Change Happens Through Protest

Dear John Lewis, 

This section of MARCH was infuriating and depressing to read. Reading about the trials of African Americans as they fought for their right to vote and to end segregation broke my heart. It’s appalling to look back and see just what the police and other whites were willing to do to keep African Americans as essentially second class citizens. And even after Kennedy’s assassination and Johnson’s push for equality, things like literacy test still stood in the way of equality. The worst thing was remembering than most of the things the police did had been completely legal; I have to wonder if it was your intention to re enforce the idea that just because something is legal does not mean it is moral.

One thing that was completely gut wrenching was when the 3 kids when to  Mississippi to volunteer for Freedom Summer and disappeared. The vile actions of the police made me infuriated that someone would kill 3 people in cold blood to try and deter others from fighting for their rights. It hit me particularly hard when the members of the SNCC explained that things like that would continue to happen but the ends would justify the means. Even with all the protests, inequality still stood. 
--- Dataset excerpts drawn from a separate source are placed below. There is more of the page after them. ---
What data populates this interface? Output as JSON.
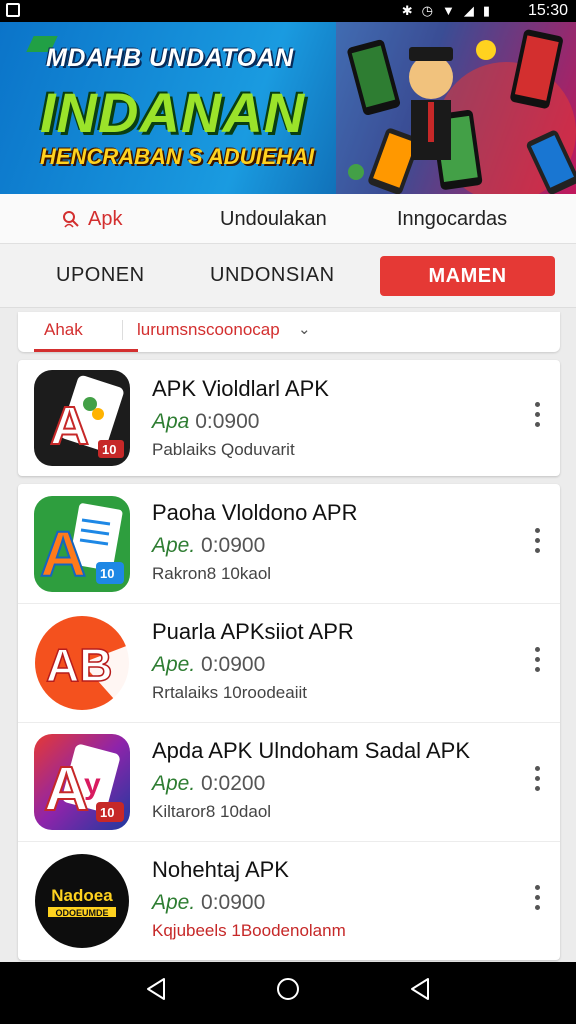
{
  "status_bar": {
    "time": "15:30",
    "icons": [
      "bluetooth-icon",
      "alarm-icon",
      "wifi-icon",
      "signal-icon",
      "battery-icon"
    ]
  },
  "banner": {
    "line1": "MDAHB UNDATOAN",
    "line2": "INDANAN",
    "line3": "HENCRABAN S ADUIEHAI"
  },
  "top_tabs": [
    {
      "label": "Apk",
      "icon": "search-person-icon",
      "active": true
    },
    {
      "label": "Undoulakan",
      "active": false
    },
    {
      "label": "Inngocardas",
      "active": false
    }
  ],
  "sub_tabs": [
    {
      "label": "UPONEN",
      "selected": false
    },
    {
      "label": "UNDONSIAN",
      "selected": false
    },
    {
      "label": "MAMEN",
      "selected": true
    }
  ],
  "filter": {
    "left_label": "Ahak",
    "right_label": "lurumsnscoonocap",
    "chevron": "chevron-down-icon"
  },
  "apps": [
    {
      "title": "APK Violdlarl APK",
      "version_prefix": "Apa",
      "version": "0:0900",
      "subtitle": "Pablaiks Qoduvarit",
      "subtitle_color": "#444444",
      "icon": "a-card-app-icon"
    },
    {
      "title": "Paoha Vloldono APR",
      "version_prefix": "Ape.",
      "version": "0:0900",
      "subtitle": "Rakron8 10kaol",
      "subtitle_color": "#444444",
      "icon": "a-doc-app-icon"
    },
    {
      "title": "Puarla APKsiiot APR",
      "version_prefix": "Ape.",
      "version": "0:0900",
      "subtitle": "Rrtalaiks 10roodeaiit",
      "subtitle_color": "#444444",
      "icon": "ab-circle-app-icon"
    },
    {
      "title": "Apda APK Ulndoham Sadal APK",
      "version_prefix": "Ape.",
      "version": "0:0200",
      "subtitle": "Kiltaror8 10daol",
      "subtitle_color": "#444444",
      "icon": "a-gradient-app-icon"
    },
    {
      "title": "Nohehtaj APK",
      "version_prefix": "Ape.",
      "version": "0:0900",
      "subtitle": "Kqjubeels 1Boodenolanm",
      "subtitle_color": "#c62828",
      "icon": "nadoea-app-icon"
    }
  ],
  "nav": {
    "back": "back-icon",
    "home": "home-icon",
    "recents": "recents-icon"
  },
  "colors": {
    "accent": "#e53935",
    "text": "#111111",
    "banner_green": "#9be32a",
    "banner_yellow": "#ffd21f"
  }
}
MARCH has really been pushing the idea of fighting for your rights and standing your ground. Even when it seemed futile, they pushed on because nothing was going to change if they didn’t take it for themselves. I definitely think that is a lesson that will continue to be relevant for decades to come, especially since a lot of new laws have felt like a backslide of human rights in the past few years. What is legal is not always what is right and we have to remember that we cannot give in to discrimination no matter what. 


Thank you, 

Jennifer Wang

Freedom Summer Protest
Protest is the best way to enact change.